Research Group

  • Dr. Jon S. Odorico, Principal Investigator
  • Dr. Nadya Lumelsky, Associate


  • University of Wisconsin, Madison, USA


  • Derivation of Insulin Producing Cells from Embryonic Stem Cell Lines

Transplantation of the whole pancreas and isolated pancreatic islets has greatly improved the treatment of diabetes mellitus in recent years. However, transplantation of organs from cadaver donors cannot be offered to all diabetics because of the severely limited supply of suitable donors, and because of the often fatal immunological complications associated with such organ transplantation. Stem cell therapy is beginning to emerge now as a potential alternative strategy for the treatment of many human diseases. The aim of stem cell therapy is to replace, repair or enhance the physiological function of damaged tissue or organs by providing the recipient with the cells that can be engineered outside the body to serve this physiological function.

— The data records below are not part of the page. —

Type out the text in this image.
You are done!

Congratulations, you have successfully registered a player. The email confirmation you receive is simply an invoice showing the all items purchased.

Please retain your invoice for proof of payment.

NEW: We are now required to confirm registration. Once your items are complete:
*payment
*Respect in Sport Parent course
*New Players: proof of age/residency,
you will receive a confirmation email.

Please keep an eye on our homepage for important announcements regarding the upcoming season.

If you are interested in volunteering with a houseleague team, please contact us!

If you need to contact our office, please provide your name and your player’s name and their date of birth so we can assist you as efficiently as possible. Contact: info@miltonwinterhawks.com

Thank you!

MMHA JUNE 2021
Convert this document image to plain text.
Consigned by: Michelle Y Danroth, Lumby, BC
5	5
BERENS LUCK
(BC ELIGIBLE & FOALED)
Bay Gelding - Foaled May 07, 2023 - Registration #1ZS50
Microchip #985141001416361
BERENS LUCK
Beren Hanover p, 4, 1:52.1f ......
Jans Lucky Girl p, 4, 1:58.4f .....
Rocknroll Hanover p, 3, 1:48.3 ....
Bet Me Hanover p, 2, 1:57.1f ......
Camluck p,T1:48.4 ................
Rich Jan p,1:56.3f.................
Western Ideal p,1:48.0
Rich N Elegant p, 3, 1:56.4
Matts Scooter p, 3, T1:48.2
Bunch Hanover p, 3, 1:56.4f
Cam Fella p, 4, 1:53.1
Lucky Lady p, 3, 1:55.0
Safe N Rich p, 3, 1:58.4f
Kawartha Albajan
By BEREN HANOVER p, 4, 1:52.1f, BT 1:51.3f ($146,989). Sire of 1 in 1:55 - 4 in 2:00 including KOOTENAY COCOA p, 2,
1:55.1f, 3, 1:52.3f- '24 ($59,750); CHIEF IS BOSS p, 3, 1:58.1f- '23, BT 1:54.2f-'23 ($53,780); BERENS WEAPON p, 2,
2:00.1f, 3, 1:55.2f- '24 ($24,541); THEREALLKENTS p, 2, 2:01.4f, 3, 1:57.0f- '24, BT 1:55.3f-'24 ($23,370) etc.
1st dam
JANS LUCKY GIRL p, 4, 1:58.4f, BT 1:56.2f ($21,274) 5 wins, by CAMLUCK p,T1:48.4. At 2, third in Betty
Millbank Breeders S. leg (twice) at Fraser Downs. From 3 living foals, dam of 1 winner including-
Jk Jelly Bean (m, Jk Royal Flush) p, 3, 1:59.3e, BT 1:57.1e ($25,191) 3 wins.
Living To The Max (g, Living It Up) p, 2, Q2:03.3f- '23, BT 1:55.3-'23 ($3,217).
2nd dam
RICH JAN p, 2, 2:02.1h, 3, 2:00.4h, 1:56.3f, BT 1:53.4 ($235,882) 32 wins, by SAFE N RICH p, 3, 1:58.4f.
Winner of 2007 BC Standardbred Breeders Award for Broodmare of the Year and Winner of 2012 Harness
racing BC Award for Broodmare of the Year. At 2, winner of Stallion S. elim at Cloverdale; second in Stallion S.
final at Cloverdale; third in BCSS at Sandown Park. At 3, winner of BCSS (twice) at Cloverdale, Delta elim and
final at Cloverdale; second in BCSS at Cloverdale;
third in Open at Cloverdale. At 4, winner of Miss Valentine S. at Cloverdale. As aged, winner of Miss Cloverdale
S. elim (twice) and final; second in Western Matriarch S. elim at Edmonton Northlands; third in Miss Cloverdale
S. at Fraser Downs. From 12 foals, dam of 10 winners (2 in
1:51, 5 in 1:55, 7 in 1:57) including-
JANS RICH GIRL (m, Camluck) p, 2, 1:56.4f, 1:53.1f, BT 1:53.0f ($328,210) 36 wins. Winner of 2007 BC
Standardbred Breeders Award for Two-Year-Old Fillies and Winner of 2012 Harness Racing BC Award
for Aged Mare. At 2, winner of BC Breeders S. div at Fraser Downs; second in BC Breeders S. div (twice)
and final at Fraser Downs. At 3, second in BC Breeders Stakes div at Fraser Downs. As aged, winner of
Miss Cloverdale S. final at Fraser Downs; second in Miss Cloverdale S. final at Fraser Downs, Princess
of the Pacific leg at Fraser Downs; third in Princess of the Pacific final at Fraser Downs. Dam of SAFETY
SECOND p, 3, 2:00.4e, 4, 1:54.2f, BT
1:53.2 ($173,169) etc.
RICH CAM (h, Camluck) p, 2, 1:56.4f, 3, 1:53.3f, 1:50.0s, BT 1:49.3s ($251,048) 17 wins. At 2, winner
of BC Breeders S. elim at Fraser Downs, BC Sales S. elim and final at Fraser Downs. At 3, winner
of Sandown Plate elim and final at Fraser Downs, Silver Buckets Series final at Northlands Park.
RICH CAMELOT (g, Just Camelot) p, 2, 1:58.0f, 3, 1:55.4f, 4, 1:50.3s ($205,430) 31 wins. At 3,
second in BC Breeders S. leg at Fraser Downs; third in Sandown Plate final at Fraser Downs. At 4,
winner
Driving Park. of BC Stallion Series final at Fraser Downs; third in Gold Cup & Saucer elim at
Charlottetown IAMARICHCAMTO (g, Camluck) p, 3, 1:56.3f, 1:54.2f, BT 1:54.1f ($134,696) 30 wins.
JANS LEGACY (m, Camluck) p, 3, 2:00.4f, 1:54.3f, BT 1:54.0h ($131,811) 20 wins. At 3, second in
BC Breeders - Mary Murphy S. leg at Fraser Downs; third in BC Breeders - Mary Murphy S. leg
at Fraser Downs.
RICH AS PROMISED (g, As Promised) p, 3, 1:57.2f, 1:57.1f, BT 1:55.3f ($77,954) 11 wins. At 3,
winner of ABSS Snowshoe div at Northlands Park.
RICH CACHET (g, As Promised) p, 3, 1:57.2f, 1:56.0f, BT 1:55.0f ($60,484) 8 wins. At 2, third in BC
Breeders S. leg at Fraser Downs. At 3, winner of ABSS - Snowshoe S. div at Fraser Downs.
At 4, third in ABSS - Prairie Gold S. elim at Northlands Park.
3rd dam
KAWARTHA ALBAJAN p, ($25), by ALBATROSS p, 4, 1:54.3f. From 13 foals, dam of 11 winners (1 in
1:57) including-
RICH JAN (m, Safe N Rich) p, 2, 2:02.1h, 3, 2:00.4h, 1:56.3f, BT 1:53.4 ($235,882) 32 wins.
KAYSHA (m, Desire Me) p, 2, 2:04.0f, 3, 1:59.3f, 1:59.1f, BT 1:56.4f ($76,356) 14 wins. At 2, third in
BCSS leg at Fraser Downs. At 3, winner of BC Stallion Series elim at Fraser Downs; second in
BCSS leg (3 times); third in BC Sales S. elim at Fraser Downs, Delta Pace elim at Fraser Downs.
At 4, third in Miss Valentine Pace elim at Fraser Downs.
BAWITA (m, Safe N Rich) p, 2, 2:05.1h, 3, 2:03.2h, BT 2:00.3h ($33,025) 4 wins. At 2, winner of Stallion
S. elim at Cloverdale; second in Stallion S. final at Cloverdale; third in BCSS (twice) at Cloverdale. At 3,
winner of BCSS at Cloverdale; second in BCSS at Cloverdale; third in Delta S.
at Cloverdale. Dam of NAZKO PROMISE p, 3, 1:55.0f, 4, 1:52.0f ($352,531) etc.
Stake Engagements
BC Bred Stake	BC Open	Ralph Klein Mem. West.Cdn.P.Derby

Embryonic stem (ES) cells represent a very promising source for stem cell therapy because they are immortal, can be grown in large quantities, and can be genetically engineered outside the body to escape immune attack by the recipient. Moreover, ES cells are capable of giving rise to several different functional cell types. For instance, cardiac muscle cells, nerve cells, and red blood cells have been grown from ES cells in tissue culture. We have recently found that ES cells can also be induced to produce some of the pancreatic hormones, but this hormone production is still relatively inefficient. In the proposed work, we are undertaking the task of transforming ES cells into functional insulin-producing cells by further enhancing their hormone production while expanding the number of hormone-producing cells. Achieving this goal will have important therapeutic benefits for treating diabetes.